Inleiding
Eric Antonis
Michel Seuphor werd in Antwerpen geboren in 1901. Ook na zijn definitief vertrek in 1925 behield hij een speciale band met zijn vaderstad, een vorm van haat-liefdeverhouding. Hij bleef in contact met talrijke vrienden, niet alleen uit Antwerpen, maar uit heel België, Nederlandssprekende zowel als Franstaligen. Zijn liefde voor de Vlaamse literatuur bracht hem al jong bij Gezelle, van wie hij de verzen nog op hoge leeftijd uit het hoofd kende. Uit de verte volgde hij het culturele leven in Antwerpen. Hij activeerde zijn contacten, onder meer met zijn oude vriend Jozef Peeters, opnieuw eind jaren '50, toen de groep G58 in het Antwerpse Hessenhuis een spraakmakende tentoonstelling van moderne kunst organiseerde.
Wanneer hij zich eind jaren '20 en in de jaren '30 in het brandpunt van de Europese avant-garde bevond, brachten Antwerpse vrienden als Paul Joostens, hem vaak nieuws.
Al liet Seuphor niet na te wijzen op het vaak provincialistische karakter van de Antwerpse kunstscène, toch bleef het besef dat zijn ‘wortels’ daar lagen, niettegenstaande de geringe belangstelling die zijn geboortestad in het verleden voor het historische belang van zijn oeuvre had getoond.
Seuphors historische rol in de avantgarde van de 20ste-eeuwse kunst is van Europees formaat, om niet te zeggen van mondiaal belang door de universaliteit van de abstracte kunst, waarvan hij de promotor bij uitstek was.
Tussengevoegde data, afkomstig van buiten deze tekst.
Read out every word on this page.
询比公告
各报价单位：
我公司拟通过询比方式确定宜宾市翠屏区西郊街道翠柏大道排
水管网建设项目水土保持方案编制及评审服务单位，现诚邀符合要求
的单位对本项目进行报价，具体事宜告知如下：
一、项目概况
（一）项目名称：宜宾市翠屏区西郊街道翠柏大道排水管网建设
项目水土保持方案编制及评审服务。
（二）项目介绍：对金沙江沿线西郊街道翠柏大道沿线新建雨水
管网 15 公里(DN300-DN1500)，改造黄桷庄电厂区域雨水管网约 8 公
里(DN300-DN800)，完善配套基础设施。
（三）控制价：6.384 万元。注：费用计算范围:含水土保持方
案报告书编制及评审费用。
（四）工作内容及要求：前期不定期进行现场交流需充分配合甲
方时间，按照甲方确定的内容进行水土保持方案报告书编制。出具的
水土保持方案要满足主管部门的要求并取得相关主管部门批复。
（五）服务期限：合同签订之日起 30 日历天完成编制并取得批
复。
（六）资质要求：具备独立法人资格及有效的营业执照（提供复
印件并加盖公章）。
Seuphor was in de kunstwereld zowel medespeler als toeschouwer, actor en studax tegelijk.
Michel Seuphor was sterk archivalisch ingesteld. Hij bewaarde briefwisseling met kunstenaars en galerijhouders, een omvangrijke fotoverzameling over beeldhouwkunst en plastisch werk van talloze bevriende artiesten. Hij was een hoogst origineel creatief dichter en prozaïst, een oeuvre dat momenteel nog te weinig gekend is. Zijn dagboeken en notities overspannen verscheidene decennia. Heel wat filosofische overwegingen zijn nog onuitgegeven.
De Stad Antwerpen kon in de loop van de herfst van 2000 het unieke Seuphorarchief en de bibliotheek verwerven voor het Middelheimmuseum. Een eerste verkenning van dit materiaal werd in september 2001 als documentair luik opgenomen in een retrospectieve tentoonstelling in het Hessenhuis. Bij die gelegenheid toonde ook de Stadsbibliotheek een ruime keuze uit haar Seuphorcollectie.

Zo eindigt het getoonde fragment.